Detecting repeated subsequences of identical items

[Vlastimil Brom]

2016-04-21 5:07 GMT+02:00 Steven D'Aprano <steve at pearwood.info>:
> I want to group repeated items in a sequence. For example, I can group
> repeated sequences of a single item at a time using groupby:
>
>
> from itertools import groupby
> for key, group in groupby("AAAABBCDDEEEFFFF"):
>     group = list(group)
>     print(key, "count =", len(group))
>
>
> outputs:
>
> A count = 4
> B count = 2
> C count = 1
> D count = 2
> E count = 3
> F count = 4
>
>
> Now I want to group subsequences.

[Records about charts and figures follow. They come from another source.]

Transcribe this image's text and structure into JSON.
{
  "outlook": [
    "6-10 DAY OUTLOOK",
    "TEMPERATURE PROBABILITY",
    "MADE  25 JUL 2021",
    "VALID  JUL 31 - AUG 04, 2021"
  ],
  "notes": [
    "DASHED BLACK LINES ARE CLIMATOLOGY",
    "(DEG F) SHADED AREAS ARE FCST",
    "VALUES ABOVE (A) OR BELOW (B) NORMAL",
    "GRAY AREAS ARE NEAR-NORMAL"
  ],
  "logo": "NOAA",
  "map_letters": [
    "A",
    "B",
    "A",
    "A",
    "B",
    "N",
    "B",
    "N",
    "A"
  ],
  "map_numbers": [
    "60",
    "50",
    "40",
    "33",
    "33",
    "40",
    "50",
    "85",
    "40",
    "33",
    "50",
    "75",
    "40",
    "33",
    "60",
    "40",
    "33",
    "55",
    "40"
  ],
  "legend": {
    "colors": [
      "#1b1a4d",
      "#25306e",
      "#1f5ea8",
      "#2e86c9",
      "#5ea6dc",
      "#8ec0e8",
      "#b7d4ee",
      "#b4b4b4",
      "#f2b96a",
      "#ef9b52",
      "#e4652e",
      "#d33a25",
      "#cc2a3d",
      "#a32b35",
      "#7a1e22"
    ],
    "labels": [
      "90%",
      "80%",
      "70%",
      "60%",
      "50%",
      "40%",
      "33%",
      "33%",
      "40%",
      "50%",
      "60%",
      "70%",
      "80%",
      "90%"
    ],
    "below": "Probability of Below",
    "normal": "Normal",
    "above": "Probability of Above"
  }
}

For example, I have:
>
> "ABCABCABCDEABCDEFABCABCABCB"
>
> and I want to group it into repeating subsequences. I can see two ways to
> group it:
>
> ABC ABC ABCDE ABCDE F ABC ABC ABC B
>
> giving counts:
>
> (ABC) count = 2
> (ABCDE) count = 2
> F count = 1
> (ABC) count = 3
> B repeats 1 time
>
>
> or:
>
> ABC ABC ABC D E A B C D E F ABC ABC ABC B
>
> giving counts:
>
> (ABC) count = 3
> D count = 1
> E count = 1
> A count = 1
> B count = 1
> C count = 1
> D count = 1
> E count = 1
> F count = 1
> (ABC) count = 3
> B count = 1
>
>
>
> How can I do this? Does this problem have a standard name and/or solution?
>
>
>
>
> --
> Steven
>
> --
> https://mail.python.org/mailman/listinfo/python-list

Hi,
if I am not missing something, the latter form of grouping might be
achieved with the following regex:

t="ABCABCABCDEABCDEFABCABCABCB"
grouped = re.findall(r"((?:(\w+?)\2+)|\w+?)", t)
print(grouped)
for grp, subseq in grouped:
    if subseq:
        print(subseq, grp.count(subseq))
    else:
        print(grp, "1")


the printed output is:

[('ABCABCABC', 'ABC'), ('D', ''), ('E', ''), ('A', ''), ('B', ''),
('C', ''), ('D', ''), ('E', ''), ('F', ''), ('ABCABCABC', 'ABC'),
('B', '')]
ABC 3
D 1
E 1
A 1
B 1
C 1
D 1
E 1
F 1
ABC 3
B 1

The former one seems to be more tricky...

hth,
   vbr